American Medical News
NEWS IN BRIEF — Posted March 18, 2013
Reforming Medicare benefits does not need to include removing 65- and 66-year-olds from the entitlement program completely, according to a March report on Medicare and federal deficits from the Urban Institute.
In reviewing proposals in Washington to raise the Medicare eligibility age to 67, the report recommended a package of policy options under this scenario that would allow seniors ages 65 and 66 to buy into Medicare. The package contains provisions that would assist low-income individuals to ensure access to coverage, but it also calls for more means testing that would increase premiums and deductibles for middle- and higher-income earners and cap out-of-pocket spending for beneficiaries. The plan would repeal the Medicare sustainable growth rate formula and achieve a projected $600 billion in savings over 10 years.
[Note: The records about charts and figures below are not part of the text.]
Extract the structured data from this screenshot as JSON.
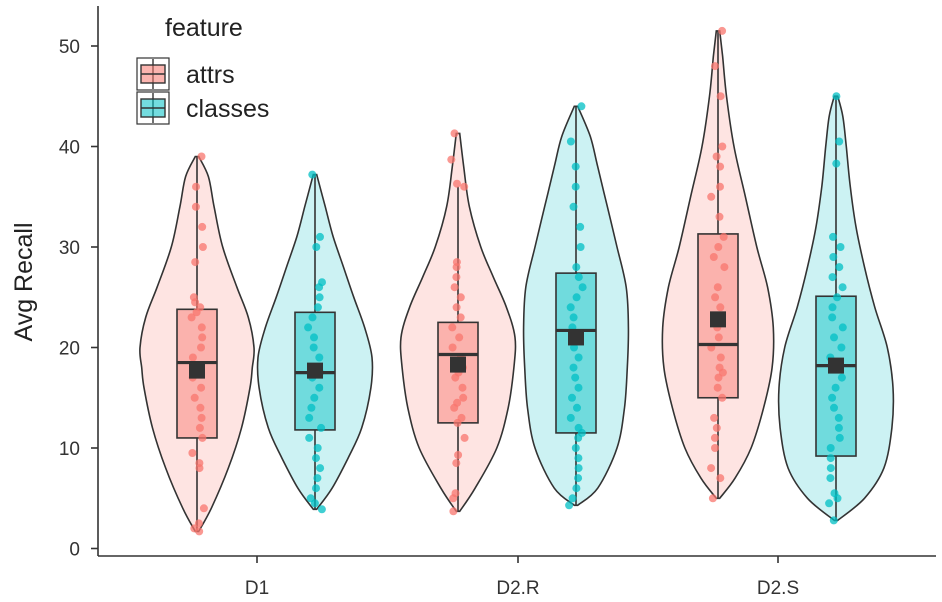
{
  "chart_data": {
    "type": "violin",
    "title": "",
    "xlabel": "",
    "ylabel": "Avg Recall",
    "ylim": [
      -0.5,
      54
    ],
    "yticks": [
      0,
      10,
      20,
      30,
      40,
      50
    ],
    "categories": [
      "D1",
      "D2.R",
      "D2.S"
    ],
    "grid": false,
    "legend": {
      "title": "feature",
      "position": "top-left"
    },
    "colors": {
      "attrs": "#F8766D",
      "classes": "#00BFC4",
      "outline": "#333333"
    },
    "series": [
      {
        "name": "attrs",
        "groups": [
          {
            "category": "D1",
            "box": {
              "q1": 11,
              "median": 18.5,
              "q3": 23.8,
              "whisker_low": 1.7,
              "whisker_high": 39
            },
            "mean": 17.7,
            "violin": [
              [
                1.7,
                0.03
              ],
              [
                4,
                0.25
              ],
              [
                8,
                0.55
              ],
              [
                12,
                0.78
              ],
              [
                16,
                0.93
              ],
              [
                18,
                0.97
              ],
              [
                20,
                1.0
              ],
              [
                23,
                0.9
              ],
              [
                26,
                0.7
              ],
              [
                30,
                0.45
              ],
              [
                34,
                0.3
              ],
              [
                37,
                0.2
              ],
              [
                39,
                0.03
              ]
            ],
            "points": [
              1.7,
              2,
              2.5,
              4,
              8,
              8.5,
              9.5,
              11,
              12,
              13,
              14,
              15,
              16,
              17,
              17.5,
              18,
              19,
              20,
              21,
              22,
              23,
              23.5,
              24,
              24.5,
              25,
              28.5,
              30,
              32,
              34,
              36,
              39
            ]
          },
          {
            "category": "D2.R",
            "box": {
              "q1": 12.5,
              "median": 19.3,
              "q3": 22.5,
              "whisker_low": 3.7,
              "whisker_high": 36
            },
            "mean": 18.3,
            "violin": [
              [
                3.7,
                0.03
              ],
              [
                6,
                0.3
              ],
              [
                10,
                0.68
              ],
              [
                14,
                0.88
              ],
              [
                18,
                0.98
              ],
              [
                21,
                1.0
              ],
              [
                24,
                0.85
              ],
              [
                27,
                0.62
              ],
              [
                30,
                0.4
              ],
              [
                34,
                0.2
              ],
              [
                38,
                0.1
              ],
              [
                41.3,
                0.03
              ]
            ],
            "points": [
              3.7,
              5,
              5.5,
              8.5,
              9.3,
              11,
              12.5,
              13,
              14,
              14.5,
              15,
              16,
              17,
              17.5,
              18,
              19,
              20,
              21,
              22,
              23,
              24,
              25,
              26,
              27,
              28,
              28.5,
              36,
              36.3,
              38.7,
              41.3
            ]
          },
          {
            "category": "D2.S",
            "box": {
              "q1": 15,
              "median": 20.3,
              "q3": 31.3,
              "whisker_low": 5,
              "whisker_high": 51.5
            },
            "mean": 22.8,
            "violin": [
              [
                5,
                0.03
              ],
              [
                7,
                0.3
              ],
              [
                10,
                0.58
              ],
              [
                14,
                0.8
              ],
              [
                18,
                0.95
              ],
              [
                22,
                0.97
              ],
              [
                26,
                0.87
              ],
              [
                30,
                0.68
              ],
              [
                35,
                0.48
              ],
              [
                40,
                0.28
              ],
              [
                45,
                0.15
              ],
              [
                49,
                0.08
              ],
              [
                51.5,
                0.03
              ]
            ],
            "points": [
              5,
              7,
              8,
              10,
              11,
              12,
              13,
              15,
              16,
              17,
              17.5,
              18,
              19,
              20,
              21,
              22,
              23,
              24,
              25,
              26,
              28,
              29,
              30,
              31,
              33,
              35,
              36,
              38,
              39,
              40,
              45,
              48,
              51.5
            ]
          }
        ]
      },
      {
        "name": "classes",
        "groups": [
          {
            "category": "D1",
            "box": {
              "q1": 11.8,
              "median": 17.5,
              "q3": 23.5,
              "whisker_low": 3.9,
              "whisker_high": 37.2
            },
            "mean": 17.7,
            "violin": [
              [
                3.9,
                0.03
              ],
              [
                6,
                0.3
              ],
              [
                9,
                0.58
              ],
              [
                12,
                0.82
              ],
              [
                16,
                0.98
              ],
              [
                19,
                1.0
              ],
              [
                22,
                0.87
              ],
              [
                25,
                0.68
              ],
              [
                28,
                0.5
              ],
              [
                31,
                0.32
              ],
              [
                34,
                0.18
              ],
              [
                37.2,
                0.03
              ]
            ],
            "points": [
              3.9,
              4.5,
              5,
              6,
              7,
              8,
              9,
              10,
              11,
              12,
              13,
              14,
              15,
              16,
              17,
              17.5,
              18,
              19,
              20,
              21,
              22,
              23,
              24,
              25,
              26,
              26.5,
              30,
              31,
              37.2
            ]
          },
          {
            "category": "D2.R",
            "box": {
              "q1": 11.5,
              "median": 21.7,
              "q3": 27.4,
              "whisker_low": 4.3,
              "whisker_high": 44
            },
            "mean": 21,
            "violin": [
              [
                4.3,
                0.03
              ],
              [
                6,
                0.38
              ],
              [
                10,
                0.72
              ],
              [
                14,
                0.85
              ],
              [
                18,
                0.9
              ],
              [
                22,
                0.92
              ],
              [
                26,
                0.88
              ],
              [
                30,
                0.72
              ],
              [
                34,
                0.55
              ],
              [
                38,
                0.38
              ],
              [
                41,
                0.25
              ],
              [
                44,
                0.03
              ]
            ],
            "points": [
              4.3,
              5,
              6,
              7,
              8,
              9,
              10,
              11,
              11.5,
              12,
              13,
              14,
              15,
              16,
              17,
              18,
              19,
              20,
              21,
              22,
              23,
              24,
              25,
              26,
              27,
              28,
              30,
              32,
              34,
              36,
              38,
              40.5,
              44
            ]
          },
          {
            "category": "D2.S",
            "box": {
              "q1": 9.2,
              "median": 18.2,
              "q3": 25.1,
              "whisker_low": 2.8,
              "whisker_high": 45
            },
            "mean": 18.2,
            "violin": [
              [
                2.8,
                0.03
              ],
              [
                5,
                0.5
              ],
              [
                8,
                0.84
              ],
              [
                12,
                0.98
              ],
              [
                16,
                1.0
              ],
              [
                20,
                0.9
              ],
              [
                24,
                0.68
              ],
              [
                28,
                0.5
              ],
              [
                32,
                0.35
              ],
              [
                36,
                0.25
              ],
              [
                40,
                0.18
              ],
              [
                43,
                0.12
              ],
              [
                45,
                0.03
              ]
            ],
            "points": [
              2.8,
              4.5,
              5,
              5.5,
              7,
              8,
              9,
              10,
              11,
              12,
              13,
              14,
              15,
              16,
              17,
              18,
              19,
              20,
              21,
              22,
              23,
              24,
              25,
              26,
              27,
              28,
              29,
              30,
              31,
              38.3,
              40.5,
              45
            ]
          }
        ]
      }
    ]
  }
}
“Medicare does not need to be rebuilt,” said Stephen Zuckerman, PhD, a senior fellow with the Urban Institute and co-director of its health policy center. “Budgetary savings can be achieved as long as beneficiaries, providers and general taxpayers share the costs.”
The Urban Institute framework would yield $734 billion in new revenues and savings, authors said. The plan includes a 0.5% payroll tax increase beginning in 2017 and reductions in pay to clinical laboratory services, skilled nursing homes, home health services and Medicare Advantage plans. Repealing the SGR would cost the program $138 billion.
The report, “Can Medicare Be Preserved While Reducing the Deficit? Timely Analysis of Immediate Health Policy Issues,” is available online (link).